A Enel também foi criticada por dispensar parte dos funcionários e ter lucros expressivos. Haveria espaço nos contratos para exigir um número determinado de colaboradores ou reinvestimento de lucros, por exemplo?

Sem falar sobre o caso concreto [da Enel], aumentar o lucro significa que você pode ter gerado uma maior eficiência. O contrato de concessão é um contrato de fim, e não de meio. Você não está comprando colocar pessoas, mas contratando um resultado. Os contratos precisam ter índices de qualidade e desempenho que você tem que atender. Um exemplo: nas rodovias, se houver um acidente, uma ambulância precisa chegar em até x minutos. Se não chega, pode tomar multa. Então você tem que ter uma estrutura para atender às exigências. Se você for punido demasiadamente, pode ter o contrato interrompido por execução parcial. E tem multas pesadíssimas.

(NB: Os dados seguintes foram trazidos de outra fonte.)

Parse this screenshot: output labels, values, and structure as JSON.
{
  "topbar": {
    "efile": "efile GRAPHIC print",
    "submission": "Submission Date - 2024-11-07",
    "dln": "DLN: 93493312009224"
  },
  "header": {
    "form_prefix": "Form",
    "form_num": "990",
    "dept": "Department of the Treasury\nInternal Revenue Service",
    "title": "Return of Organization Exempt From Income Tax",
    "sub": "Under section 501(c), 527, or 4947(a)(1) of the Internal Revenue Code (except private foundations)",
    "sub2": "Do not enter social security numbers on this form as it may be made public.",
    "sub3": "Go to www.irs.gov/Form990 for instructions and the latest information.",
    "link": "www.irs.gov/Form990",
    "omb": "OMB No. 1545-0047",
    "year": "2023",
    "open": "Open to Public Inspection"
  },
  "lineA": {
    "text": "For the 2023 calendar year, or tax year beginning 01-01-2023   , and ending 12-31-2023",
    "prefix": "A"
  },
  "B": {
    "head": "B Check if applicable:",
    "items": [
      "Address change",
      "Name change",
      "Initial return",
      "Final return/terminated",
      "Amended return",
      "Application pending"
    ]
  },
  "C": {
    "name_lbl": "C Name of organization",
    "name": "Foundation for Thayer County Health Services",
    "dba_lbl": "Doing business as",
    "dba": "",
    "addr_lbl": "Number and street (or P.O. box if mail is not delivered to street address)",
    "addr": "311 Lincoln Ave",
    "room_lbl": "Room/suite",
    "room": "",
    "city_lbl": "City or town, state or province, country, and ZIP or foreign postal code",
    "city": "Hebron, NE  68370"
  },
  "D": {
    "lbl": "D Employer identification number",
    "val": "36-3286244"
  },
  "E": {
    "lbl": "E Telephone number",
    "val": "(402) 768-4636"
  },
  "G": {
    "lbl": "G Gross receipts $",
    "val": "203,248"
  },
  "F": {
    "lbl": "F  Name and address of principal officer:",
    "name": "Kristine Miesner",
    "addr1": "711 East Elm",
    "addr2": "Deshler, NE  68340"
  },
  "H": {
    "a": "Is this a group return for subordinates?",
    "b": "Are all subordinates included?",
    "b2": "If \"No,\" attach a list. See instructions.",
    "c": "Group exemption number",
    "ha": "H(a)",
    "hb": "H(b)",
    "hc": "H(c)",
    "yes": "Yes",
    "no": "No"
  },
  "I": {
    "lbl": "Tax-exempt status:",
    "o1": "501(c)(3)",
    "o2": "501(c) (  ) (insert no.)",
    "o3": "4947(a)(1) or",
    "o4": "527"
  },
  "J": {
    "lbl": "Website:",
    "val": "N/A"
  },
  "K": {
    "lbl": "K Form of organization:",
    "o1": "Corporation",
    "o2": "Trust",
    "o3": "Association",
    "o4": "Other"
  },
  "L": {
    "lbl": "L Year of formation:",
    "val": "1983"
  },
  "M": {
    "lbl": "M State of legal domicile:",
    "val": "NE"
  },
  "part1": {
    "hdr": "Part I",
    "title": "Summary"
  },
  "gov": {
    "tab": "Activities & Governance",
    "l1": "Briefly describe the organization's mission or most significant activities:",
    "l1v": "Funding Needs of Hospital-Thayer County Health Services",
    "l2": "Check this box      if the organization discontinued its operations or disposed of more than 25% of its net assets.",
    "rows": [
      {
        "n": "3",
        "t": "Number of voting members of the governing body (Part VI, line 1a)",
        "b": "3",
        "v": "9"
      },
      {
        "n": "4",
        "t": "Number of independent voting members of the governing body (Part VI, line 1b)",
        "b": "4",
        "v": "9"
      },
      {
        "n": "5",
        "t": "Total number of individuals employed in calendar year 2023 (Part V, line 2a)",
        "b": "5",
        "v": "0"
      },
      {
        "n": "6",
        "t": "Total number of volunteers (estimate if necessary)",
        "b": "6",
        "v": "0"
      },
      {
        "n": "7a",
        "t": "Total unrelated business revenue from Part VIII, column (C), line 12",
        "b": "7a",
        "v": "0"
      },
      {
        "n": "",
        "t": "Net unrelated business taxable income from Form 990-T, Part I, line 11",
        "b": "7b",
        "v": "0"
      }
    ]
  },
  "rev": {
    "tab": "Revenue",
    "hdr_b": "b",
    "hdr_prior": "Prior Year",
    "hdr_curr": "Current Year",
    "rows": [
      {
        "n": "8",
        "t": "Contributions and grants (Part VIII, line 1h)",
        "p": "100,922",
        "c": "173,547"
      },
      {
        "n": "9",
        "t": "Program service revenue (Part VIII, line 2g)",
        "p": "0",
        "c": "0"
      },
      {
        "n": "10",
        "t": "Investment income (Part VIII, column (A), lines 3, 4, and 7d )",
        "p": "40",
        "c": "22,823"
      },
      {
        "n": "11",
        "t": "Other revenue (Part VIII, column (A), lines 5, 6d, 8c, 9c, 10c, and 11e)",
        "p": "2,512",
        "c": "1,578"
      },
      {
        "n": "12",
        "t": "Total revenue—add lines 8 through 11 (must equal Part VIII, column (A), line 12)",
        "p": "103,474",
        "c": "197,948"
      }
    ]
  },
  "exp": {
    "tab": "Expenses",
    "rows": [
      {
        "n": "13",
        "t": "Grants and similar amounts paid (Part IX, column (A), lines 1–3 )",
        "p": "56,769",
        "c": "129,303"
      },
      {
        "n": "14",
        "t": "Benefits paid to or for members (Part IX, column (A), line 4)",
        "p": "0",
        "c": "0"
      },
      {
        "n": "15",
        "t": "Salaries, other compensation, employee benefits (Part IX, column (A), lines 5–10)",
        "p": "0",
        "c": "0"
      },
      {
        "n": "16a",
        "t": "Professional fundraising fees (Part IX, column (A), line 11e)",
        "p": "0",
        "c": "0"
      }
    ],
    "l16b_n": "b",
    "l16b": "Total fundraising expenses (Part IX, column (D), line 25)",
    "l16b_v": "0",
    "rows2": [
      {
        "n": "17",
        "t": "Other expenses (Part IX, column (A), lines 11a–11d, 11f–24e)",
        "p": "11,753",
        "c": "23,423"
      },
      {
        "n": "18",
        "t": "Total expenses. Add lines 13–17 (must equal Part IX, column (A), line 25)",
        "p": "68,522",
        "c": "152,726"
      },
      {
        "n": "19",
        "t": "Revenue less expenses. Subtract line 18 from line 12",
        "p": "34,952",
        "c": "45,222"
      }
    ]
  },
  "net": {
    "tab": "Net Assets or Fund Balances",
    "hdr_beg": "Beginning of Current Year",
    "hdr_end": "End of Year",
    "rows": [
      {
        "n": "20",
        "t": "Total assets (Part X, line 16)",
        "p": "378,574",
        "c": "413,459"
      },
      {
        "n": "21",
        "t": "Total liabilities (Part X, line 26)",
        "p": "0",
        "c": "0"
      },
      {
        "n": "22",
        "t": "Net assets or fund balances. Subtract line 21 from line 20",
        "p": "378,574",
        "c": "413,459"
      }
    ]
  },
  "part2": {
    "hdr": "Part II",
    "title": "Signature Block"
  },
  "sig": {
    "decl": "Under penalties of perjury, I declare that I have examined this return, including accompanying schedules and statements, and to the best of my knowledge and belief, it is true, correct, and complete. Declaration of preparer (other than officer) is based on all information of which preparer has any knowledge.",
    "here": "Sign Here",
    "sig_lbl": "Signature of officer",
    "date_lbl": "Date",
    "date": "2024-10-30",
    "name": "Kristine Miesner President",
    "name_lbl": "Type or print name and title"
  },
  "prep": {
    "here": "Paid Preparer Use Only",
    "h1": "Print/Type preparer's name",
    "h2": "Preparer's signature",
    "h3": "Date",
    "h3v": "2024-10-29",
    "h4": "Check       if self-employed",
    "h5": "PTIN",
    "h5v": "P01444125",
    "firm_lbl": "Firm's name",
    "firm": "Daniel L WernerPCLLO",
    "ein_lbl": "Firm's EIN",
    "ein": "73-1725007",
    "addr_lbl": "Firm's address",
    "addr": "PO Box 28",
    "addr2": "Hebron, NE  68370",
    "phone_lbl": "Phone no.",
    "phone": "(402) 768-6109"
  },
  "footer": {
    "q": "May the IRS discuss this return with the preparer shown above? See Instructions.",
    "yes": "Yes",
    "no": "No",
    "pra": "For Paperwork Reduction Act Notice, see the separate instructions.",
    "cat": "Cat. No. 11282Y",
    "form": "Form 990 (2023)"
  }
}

A empresa pode ter demitido porque criou eficiência. Hoje você consegue ter uma capacidade de gerenciamento por GPS que não tinha antes. Se você limitasse os lucros, teria um contrato de renda fixa: eu só posso ganhar isso, mas não posso perder mais do que isso. Ninguém faria nada diferente e ninguém entraria nesse tipo de situação. 

Uma questão é: os índices de qualidade estão atualizados? Vou dar um exemplo: no terminal Tietê, em São Paulo, ele tinha, dentro dos índices de satisfação do usuário, um item sobre percepção de limpeza. Eles perdiam muito nisso, então triplicaram a equipe de limpeza, mas as respostas não melhoravam. Aí fizeram uma pesquisa diferente, perguntando as razões da percepção. Aí disseram ‘é meio escuro’ e isso dava uma sensação de sujeira. Então trocaram o piso escuro por um claro, que diminuiu o custo de manutenção e aumentou a percepção de limpeza. 

Como vê a questão da demanda por aterramento dos fios? Isso poderia ser incluído em novos contratos?

Em 1998 [quando contratos de concessões de energia foram assinados], o enterramento de cabos talvez não era uma discussão. Você quer incrementar essa obrigação contratual? Tudo bem. Só que é uma obra caríssima, embora nada de outro mundo. Se tem umaintervenção importante que não estava prevista no contrato, ele tem que ser recomposto.

Também existe aqui uma questão de sobreposição. Você tem empresas que utilizam o poste: a iluminação pública, que é municipal, empresas de fibra, de comunicações e outras que estão penduradas ali por questões variadas, e que envolve a Anatel. O município pode fazer o aterramento, mas com custo próprio. Na Oscar Freire [rua de São Paulo], foi feita uma reunião com a associação de bairro, que fez o aterramento. No Rio de Janeiro, o aterramento foi feito com a companhia que fazia a gestão do Porto Maravilha. Dá pra fazer, mas isso tem um custo de obra. Se não estava previsto no contrato, eu não posso obrigá-la a fazer.